Another Private-Public Contrast

This article on the FDA's propose to regulate medical-related iPhone apps got me thinking.   These bureaucrats are really like marketers in a company.  They are constantly coming up with growth ideas, though in the case of regulators it is ideas to growth the size and scope of their power, rather than sales, but the thought process is probably about the same.

Most new product ideas that come out of these brainstorming sessions in the private industry are a failure - they die in the conference room, or later in funding, or maybe later in the marketplace.  A few survive.  But at the end of the day, what matters is not how much the person who came up with the idea wants it to happen, it is whether the idea proves to be of value to the public.

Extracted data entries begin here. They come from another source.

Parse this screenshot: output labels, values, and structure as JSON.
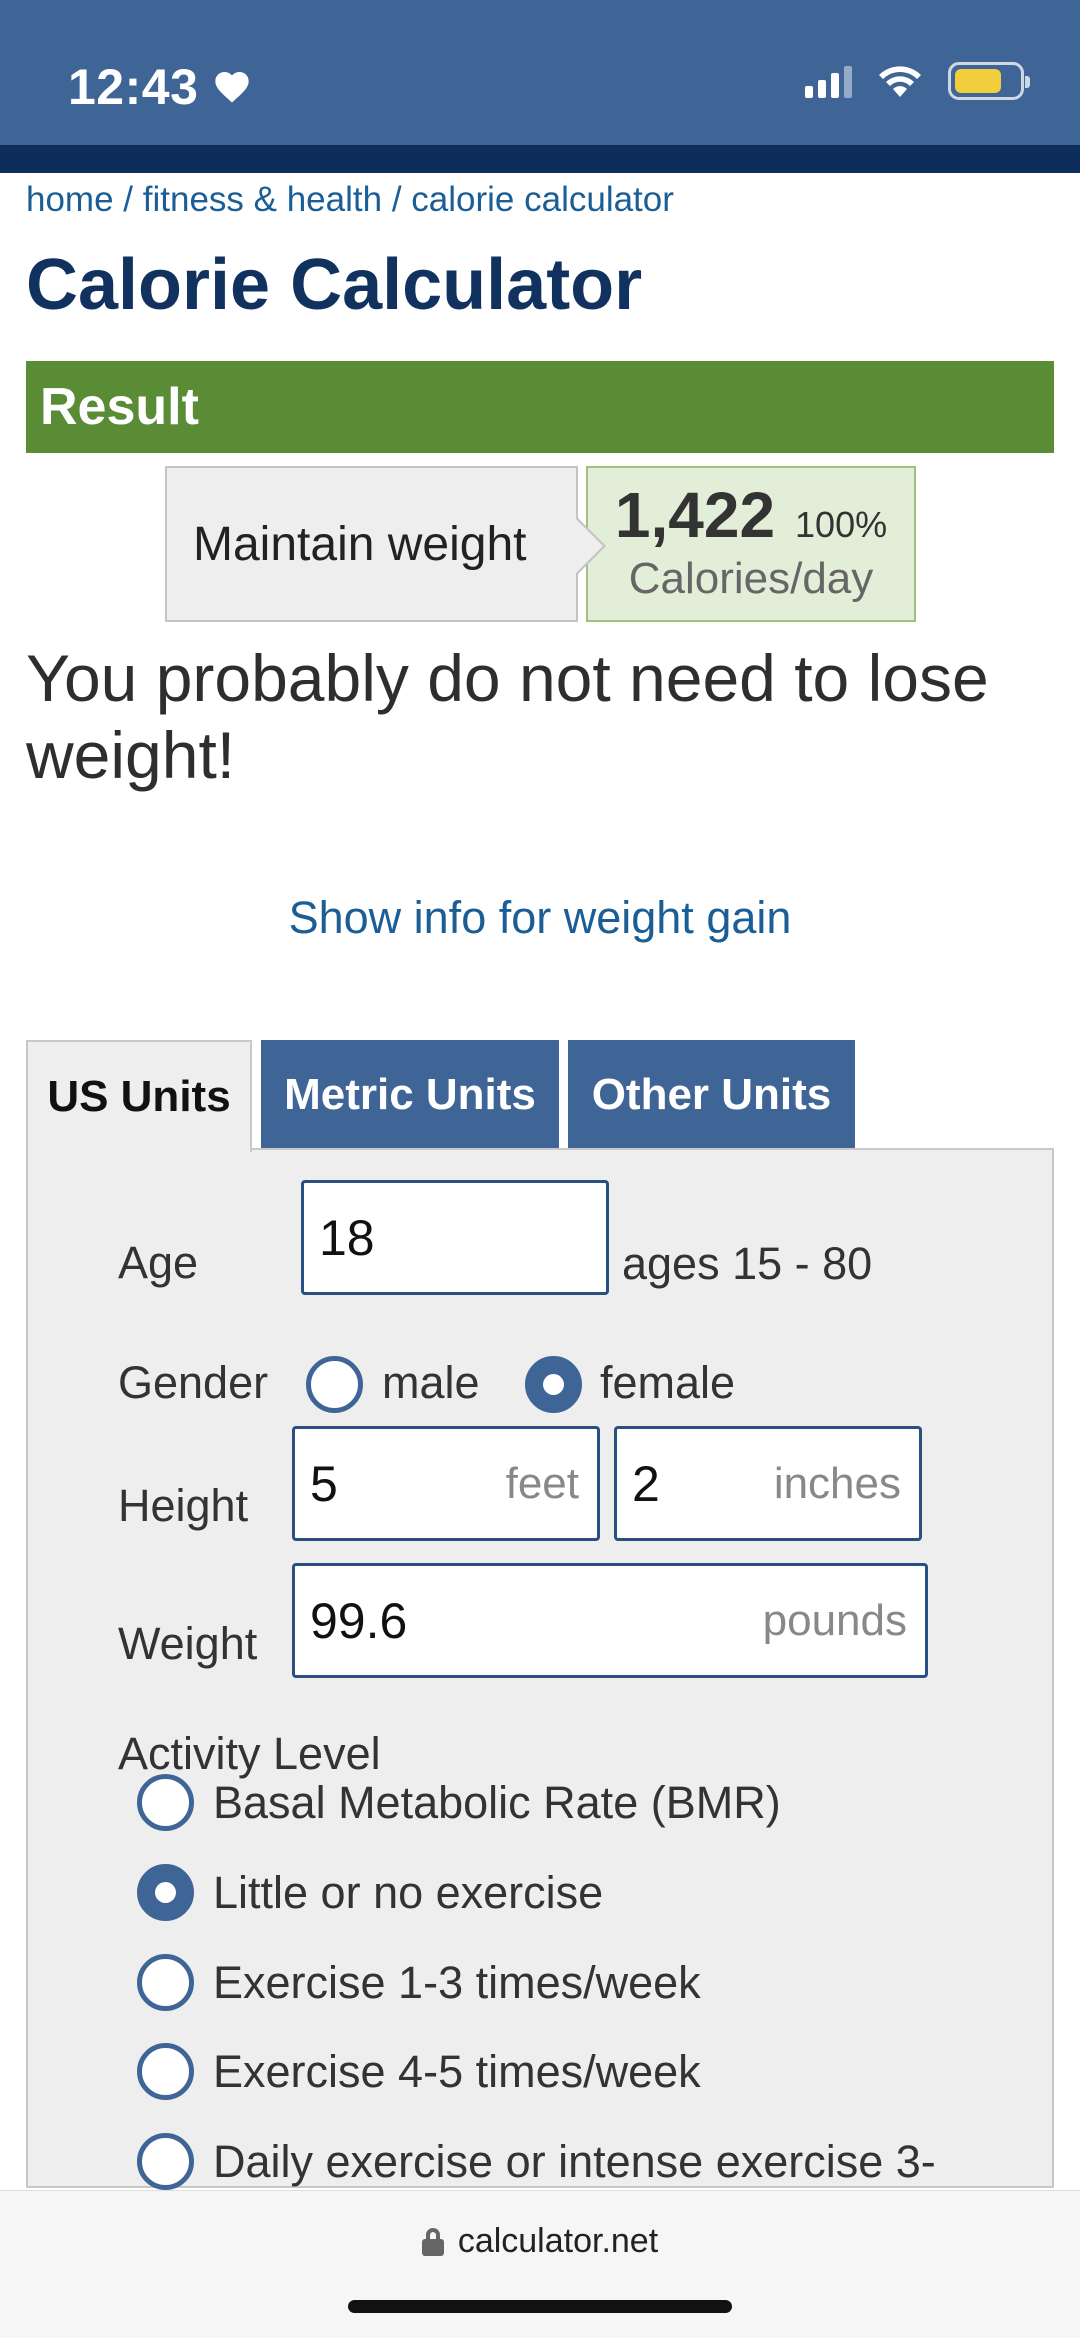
{
  "status_bar": {
    "time": "12:43",
    "icons": [
      "heart-icon",
      "signal-icon",
      "wifi-icon",
      "battery-icon"
    ],
    "battery_color": "#f2cd3c"
  },
  "breadcrumb": {
    "home": "home",
    "category": "fitness & health",
    "current": "calorie calculator",
    "separator": "/"
  },
  "page_title": "Calorie Calculator",
  "result": {
    "header": "Result",
    "goal_label": "Maintain weight",
    "calories": "1,422",
    "percent": "100%",
    "unit": "Calories/day",
    "message": "You probably do not need to lose weight!",
    "weight_gain_link": "Show info for weight gain"
  },
  "tabs": [
    {
      "label": "US Units",
      "active": true
    },
    {
      "label": "Metric Units",
      "active": false
    },
    {
      "label": "Other Units",
      "active": false
    }
  ],
  "form": {
    "age": {
      "label": "Age",
      "value": "18",
      "hint": "ages 15 - 80"
    },
    "gender": {
      "label": "Gender",
      "options": [
        {
          "label": "male",
          "selected": false
        },
        {
          "label": "female",
          "selected": true
        }
      ]
    },
    "height": {
      "label": "Height",
      "feet_value": "5",
      "feet_unit": "feet",
      "inches_value": "2",
      "inches_unit": "inches"
    },
    "weight": {
      "label": "Weight",
      "value": "99.6",
      "unit": "pounds"
    },
    "activity": {
      "label": "Activity Level",
      "options": [
        {
          "label": "Basal Metabolic Rate (BMR)",
          "selected": false
        },
        {
          "label": "Little or no exercise",
          "selected": true
        },
        {
          "label": "Exercise 1-3 times/week",
          "selected": false
        },
        {
          "label": "Exercise 4-5 times/week",
          "selected": false
        },
        {
          "label": "Daily exercise or intense exercise 3-",
          "selected": false
        }
      ]
    }
  },
  "browser": {
    "url": "calculator.net"
  },
  "colors": {
    "header_blue": "#3f6496",
    "nav_dark": "#0f2d5a",
    "title_navy": "#11325f",
    "result_green": "#5a8b35",
    "link_blue": "#1b5e96"
  }
}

Unfortunately, there is no such check on the regulatory sphere.  They come up with an idea to expand power, and they just run with it and make it happen.  In fact, general public opposition is generally interpreted by these folks as proof of concept - ie if people are against the new regulations, they must REALLY be necessary.

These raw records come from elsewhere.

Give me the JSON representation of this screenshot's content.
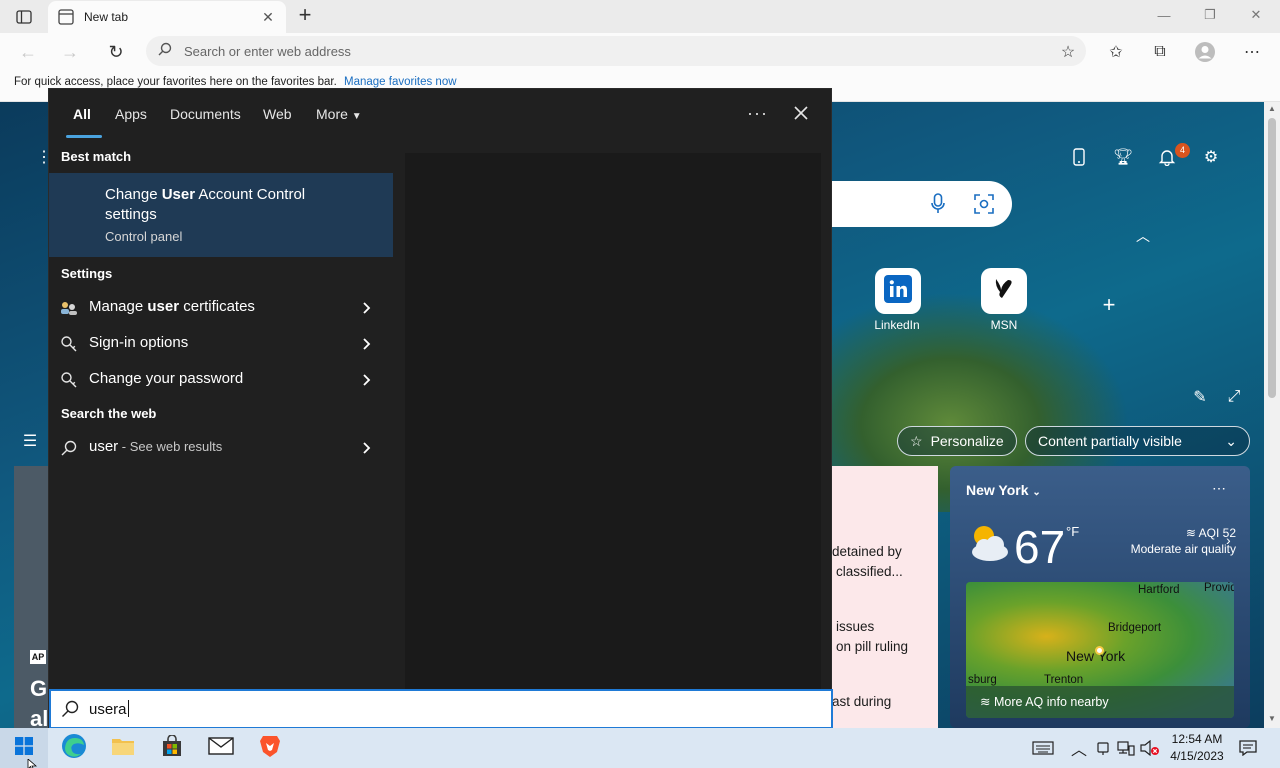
{
  "browser": {
    "tab_title": "New tab",
    "address_placeholder": "Search or enter web address",
    "favorites_hint": "For quick access, place your favorites here on the favorites bar.",
    "favorites_link": "Manage favorites now"
  },
  "ntp": {
    "notification_count": "4",
    "tiles": [
      {
        "label": "LinkedIn",
        "icon": "linkedin-icon"
      },
      {
        "label": "MSN",
        "icon": "msn-icon"
      }
    ],
    "personalize_label": "Personalize",
    "content_label": "Content partially visible",
    "news_lines": [
      "detained by",
      "classified...",
      "issues",
      "on pill ruling",
      "ast during"
    ],
    "left_card_text": [
      "G",
      "al"
    ],
    "left_card_badge": "AP"
  },
  "weather": {
    "city": "New York",
    "temp": "67",
    "unit": "°F",
    "aqi": "AQI 52",
    "aqi_desc": "Moderate air quality",
    "map_labels": [
      "Hartford",
      "Providen",
      "Bridgeport",
      "New York",
      "Trenton",
      "sburg"
    ],
    "map_footer": "More AQ info nearby"
  },
  "search": {
    "tabs": [
      "All",
      "Apps",
      "Documents",
      "Web",
      "More"
    ],
    "best_match_heading": "Best match",
    "best_match": {
      "title_prefix": "Change ",
      "title_bold": "User",
      "title_suffix": " Account Control settings",
      "subtitle": "Control panel"
    },
    "settings_heading": "Settings",
    "settings_items": [
      {
        "prefix": "Manage ",
        "bold": "user",
        "suffix": " certificates"
      },
      {
        "prefix": "Sign-in options",
        "bold": "",
        "suffix": ""
      },
      {
        "prefix": "Change your password",
        "bold": "",
        "suffix": ""
      }
    ],
    "web_heading": "Search the web",
    "web_item": {
      "term": "user",
      "suffix": " - See web results"
    },
    "query": "usera"
  },
  "taskbar": {
    "time": "12:54 AM",
    "date": "4/15/2023"
  }
}
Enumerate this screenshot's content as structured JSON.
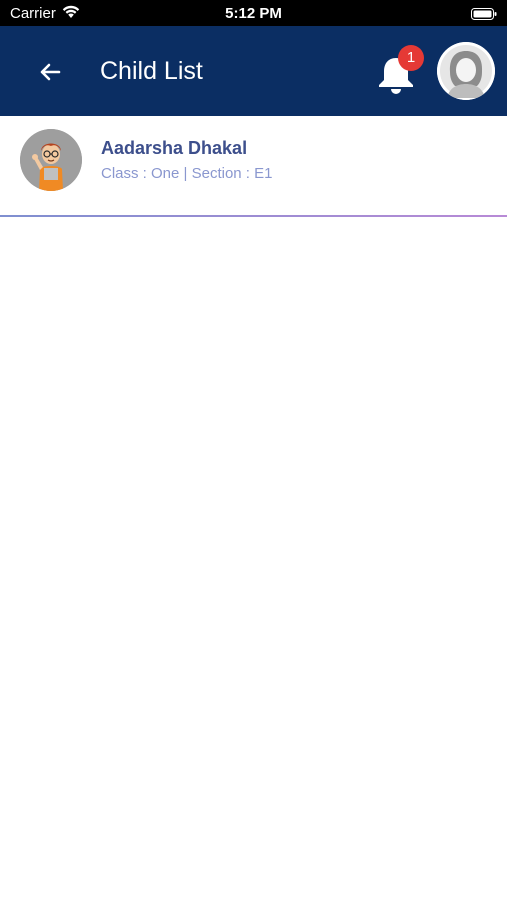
{
  "status_bar": {
    "carrier": "Carrier",
    "time": "5:12 PM",
    "wifi_icon": "wifi-icon",
    "battery_icon": "battery-icon"
  },
  "header": {
    "title": "Child List",
    "back_icon": "arrow-left-icon",
    "notification_icon": "bell-icon",
    "notification_count": "1",
    "profile_icon": "user-avatar-icon",
    "background_color": "#0b2e63",
    "badge_color": "#e53935"
  },
  "children": [
    {
      "name": "Aadarsha Dhakal",
      "class_label": "Class",
      "class_value": "One",
      "section_label": "Section",
      "section_value": "E1",
      "meta_text": "Class : One | Section : E1",
      "avatar_icon": "boy-cartoon-avatar-icon"
    }
  ],
  "colors": {
    "name_text": "#3d4f8c",
    "meta_text": "#8a97cf"
  }
}
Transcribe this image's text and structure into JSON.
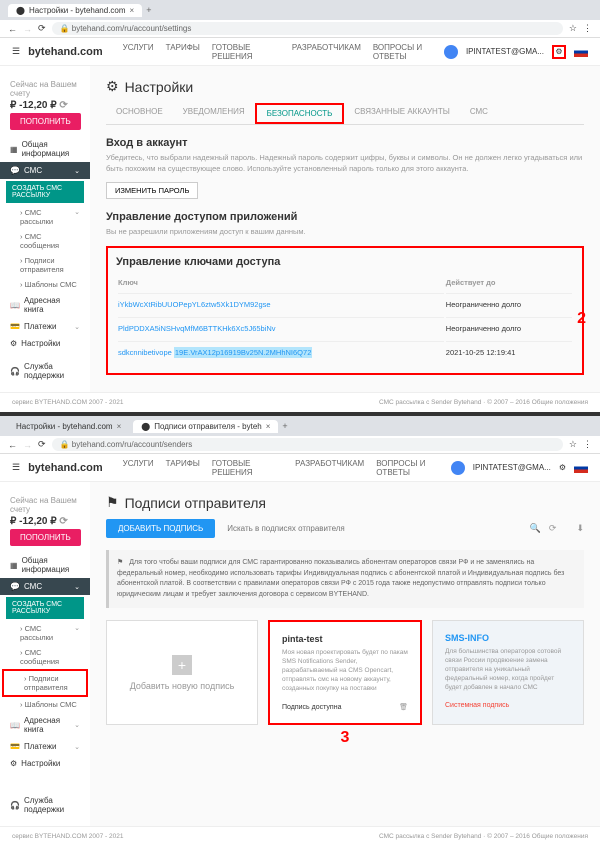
{
  "screenshot1": {
    "tab_title": "Настройки - bytehand.com",
    "url": "bytehand.com/ru/account/settings",
    "brand": "bytehand.com",
    "nav": [
      "УСЛУГИ",
      "ТАРИФЫ",
      "ГОТОВЫЕ РЕШЕНИЯ",
      "РАЗРАБОТЧИКАМ",
      "ВОПРОСЫ И ОТВЕТЫ"
    ],
    "user_email": "IPINTATEST@GMA...",
    "balance_label": "Сейчас на Вашем счету",
    "balance_value": "-12,20 ₽",
    "btn_topup": "ПОПОЛНИТЬ",
    "sidebar": {
      "general": "Общая информация",
      "sms": "СМС",
      "create": "СОЗДАТЬ СМС РАССЫЛКУ",
      "subs": [
        "СМС рассылки",
        "СМС сообщения",
        "Подписи отправителя",
        "Шаблоны СМС"
      ],
      "addr": "Адресная книга",
      "pay": "Платежи",
      "settings": "Настройки",
      "support": "Служба поддержки"
    },
    "page_title": "Настройки",
    "tabs": [
      "ОСНОВНОЕ",
      "УВЕДОМЛЕНИЯ",
      "БЕЗОПАСНОСТЬ",
      "СВЯЗАННЫЕ АККАУНТЫ",
      "СМС"
    ],
    "login_h": "Вход в аккаунт",
    "login_p": "Убедитесь, что выбрали надежный пароль. Надежный пароль содержит цифры, буквы и символы. Он не должен легко угадываться или быть похожим на существующее слово. Используйте установленный пароль только для этого аккаунта.",
    "btn_change_pw": "ИЗМЕНИТЬ ПАРОЛЬ",
    "apps_h": "Управление доступом приложений",
    "apps_p": "Вы не разрешили приложениям доступ к вашим данным.",
    "keys_h": "Управление ключами доступа",
    "keys_th1": "Ключ",
    "keys_th2": "Действует до",
    "keys": [
      {
        "k": "iYkbWcXtRibUUOPepYL6ztw5Xk1DYM92gse",
        "exp": "Неограниченно долго"
      },
      {
        "k": "PldPDDXA5iNSHvqMfM6BTTKHk6Xc5J65biNv",
        "exp": "Неограниченно долго"
      },
      {
        "k": "19E.VrAX12p16919Bv25N.2MHhNI6Q72",
        "exp": "2021-10-25 12:19:41"
      }
    ],
    "key_prefix": "sdkcnnibetivope"
  },
  "screenshot2": {
    "tab_title": "Подписи отправителя - byteh",
    "url": "bytehand.com/ru/account/senders",
    "page_title": "Подписи отправителя",
    "btn_add": "ДОБАВИТЬ ПОДПИСЬ",
    "search_ph": "Искать в подписях отправителя",
    "info_text": "Для того чтобы ваши подписи для СМС гарантированно показывались абонентам операторов связи РФ и не заменялись на федеральный номер, необходимо использовать тарифы Индивидуальная подпись с абонентской платой и Индивидуальная подпись без абонентской платой. В соответствии с правилами операторов связи РФ с 2015 года также недопустимо отправлять подписи только юридическим лицам и требует заключения договора с сервисом BYTEHAND.",
    "card_add": "Добавить новую подпись",
    "card_pinta": {
      "title": "pinta-test",
      "text": "Моя новая проектировать будет по пакам SMS Notifications Sender, разрабатываемый на CMS Opencart, отправлять смс на новому аккаунту, созданных покупку на поставки",
      "footer": "Подпись доступна"
    },
    "card_sms": {
      "title": "SMS-INFO",
      "text": "Для большинства операторов сотовой связи России продвюение замена отправителя на уникальный федеральный номер, когда пройдет будет добавлен в начало СМС",
      "footer": "Системная подпись"
    },
    "sidebar_subs": [
      "СМС рассылки",
      "СМС сообщения",
      "Подписи отправителя",
      "Шаблоны СМС"
    ]
  },
  "footer_left": "сервис BYTEHAND.COM 2007 - 2021",
  "footer_right": "СМС рассылка с Sender Bytehand · © 2007 – 2016 Общие положения"
}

We would be better off if regulatory ideas were adopted at roughly the same rate that new products ideas are successful.


  1. dullgeek:

    It'd also be useful if there were a natural way to end failed regulatory ideas like the natural way that failed private industry ideas end (e.g. they're not profitable). If such a thing existed then regulation wouldn't be so onerous. Ideas could be tried, tested and only the good ones would remain.

    Sadly the entire purpose of regulation and laws is to override this evolutionary process with fiat. Put another way, the experimentation that Tim Harford so beautifully describes in his book, is not only not endemic to politics. Politics opposes it.

  2. Ted Rado:

    There is no force acting on the USG to be efficient. The less efficient, the more people in your department and the higher your rating. The same thing in private enterprise would get you fired. We need to think up a new way to organize USG to reward frugal management.

    At the elected official level, there is another problem. The more money you spend on giveaway programs, the more votes you get. (Sen. Grassley and ethanol).

    A USG reorganization to avoid these pitfalls is way overdue.

  3. Henry Bowman:

    There is only one way to tame the regulatory beast that the Federal government has become. And, that way is to turn off the money. Given the dire fiscal straits of the country, the regulatory state may become self-regulating (or, another view, suicidal).

  4. Craig:

    As long as a regulatory agency exists -- no matter what its responsibility -- the sole goal of its employees will be to prove their worth and regulate our asses off in their particular area of specialization. They can, perhaps, be reined in by cutting their budgets. Eliminating them, though, is the only real solution.